Hermann-Josef Borjans vom Bund Deutscher Kriminalbeamter (BDK) spricht von rund 500 Bonner Fällen von Internetkriminalität, die ohne die Daten nicht geklärt werden können. "Hier geht es außerdem um die Sicherheit der Bürger", sagt der BDK-Bezirksvorsitzende. Gerade in der Salafisten-Hochburg Bonn sei der Zugriff auf Kommunikationsdaten wichtig, um Netzwerke zu erkennen. "In der aktuellen Bedrohungslage ist die Situation nicht akzeptabel, wie die Ereignisse in Belgien zeigen", kritisiert auch Udo Schott, Bonner Vorsitzender der Gewerkschaft der Polizei. Die Datenspeicherung sei zwingend nötig - "natürlich auf einer soliden gesetzlichen Grundlage".

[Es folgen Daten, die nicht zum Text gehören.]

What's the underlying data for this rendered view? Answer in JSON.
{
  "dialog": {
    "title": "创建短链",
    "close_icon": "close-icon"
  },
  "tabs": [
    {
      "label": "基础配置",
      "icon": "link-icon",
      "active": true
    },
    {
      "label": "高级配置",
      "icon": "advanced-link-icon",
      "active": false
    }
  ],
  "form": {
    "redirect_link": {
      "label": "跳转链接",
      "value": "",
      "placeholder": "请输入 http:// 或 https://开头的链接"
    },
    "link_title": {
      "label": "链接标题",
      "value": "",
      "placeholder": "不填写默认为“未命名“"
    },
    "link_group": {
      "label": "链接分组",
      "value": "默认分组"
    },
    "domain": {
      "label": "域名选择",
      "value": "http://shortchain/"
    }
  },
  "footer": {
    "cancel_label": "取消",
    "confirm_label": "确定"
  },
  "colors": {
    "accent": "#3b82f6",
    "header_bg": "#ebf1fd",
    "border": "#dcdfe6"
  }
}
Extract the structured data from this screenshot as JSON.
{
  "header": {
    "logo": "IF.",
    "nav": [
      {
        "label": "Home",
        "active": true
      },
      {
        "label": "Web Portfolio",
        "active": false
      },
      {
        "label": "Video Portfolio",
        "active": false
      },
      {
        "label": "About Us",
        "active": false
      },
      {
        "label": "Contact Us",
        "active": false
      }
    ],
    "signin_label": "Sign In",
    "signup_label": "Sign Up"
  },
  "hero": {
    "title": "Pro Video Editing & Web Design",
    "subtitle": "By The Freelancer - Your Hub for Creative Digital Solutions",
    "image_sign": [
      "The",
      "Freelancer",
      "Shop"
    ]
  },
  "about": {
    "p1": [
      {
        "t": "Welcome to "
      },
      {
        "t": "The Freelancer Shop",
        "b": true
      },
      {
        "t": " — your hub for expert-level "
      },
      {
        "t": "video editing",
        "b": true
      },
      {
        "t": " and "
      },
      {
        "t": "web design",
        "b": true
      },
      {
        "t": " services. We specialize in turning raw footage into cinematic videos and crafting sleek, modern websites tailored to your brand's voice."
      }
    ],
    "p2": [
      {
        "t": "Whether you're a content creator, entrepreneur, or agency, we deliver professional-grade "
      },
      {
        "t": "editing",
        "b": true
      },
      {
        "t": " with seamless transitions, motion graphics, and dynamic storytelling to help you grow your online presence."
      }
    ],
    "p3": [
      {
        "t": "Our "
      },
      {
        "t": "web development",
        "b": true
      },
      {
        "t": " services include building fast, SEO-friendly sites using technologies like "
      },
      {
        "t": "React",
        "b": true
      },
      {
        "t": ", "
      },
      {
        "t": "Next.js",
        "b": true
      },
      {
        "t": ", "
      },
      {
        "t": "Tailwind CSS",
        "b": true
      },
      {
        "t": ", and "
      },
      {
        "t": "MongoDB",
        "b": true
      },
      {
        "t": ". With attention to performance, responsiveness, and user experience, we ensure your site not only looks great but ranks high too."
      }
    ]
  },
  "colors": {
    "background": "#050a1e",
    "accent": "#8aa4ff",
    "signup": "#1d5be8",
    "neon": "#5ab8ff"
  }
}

Herausgabe nur mit Richterbeschluss

Das Bundesverfassungsgericht hat die pauschale und anlasslose Speicherung aller Kommunikationsdaten schon im Jahr 2010 untersagt. Der Europäische Gerichtshof kippte 2014 auch die EU-Richtlinie zur Vorratsdatenspeicherung .

Für eine gewisse Zeit speichern Kommunikationsunternehmen die Daten trotzdem, vor allem für Abrechnungszwecke. Darauf kann die Polizei beim Verdacht auf schwere Straftaten zugreifen - aber nur mit Zustimmung eines Richters. Die Firmen sind zur Herausgabe verpflichtet.

Die Telekom etwa speichert Internetverbindungen nach eigenen Angaben maximal sieben Tage. Beim Telefon sind es fünf Tage, sofern der Kunde eine pauschale Flatrate nutzt. Bei Einzelabrechnung werden die Daten 80 Tage gespeichert.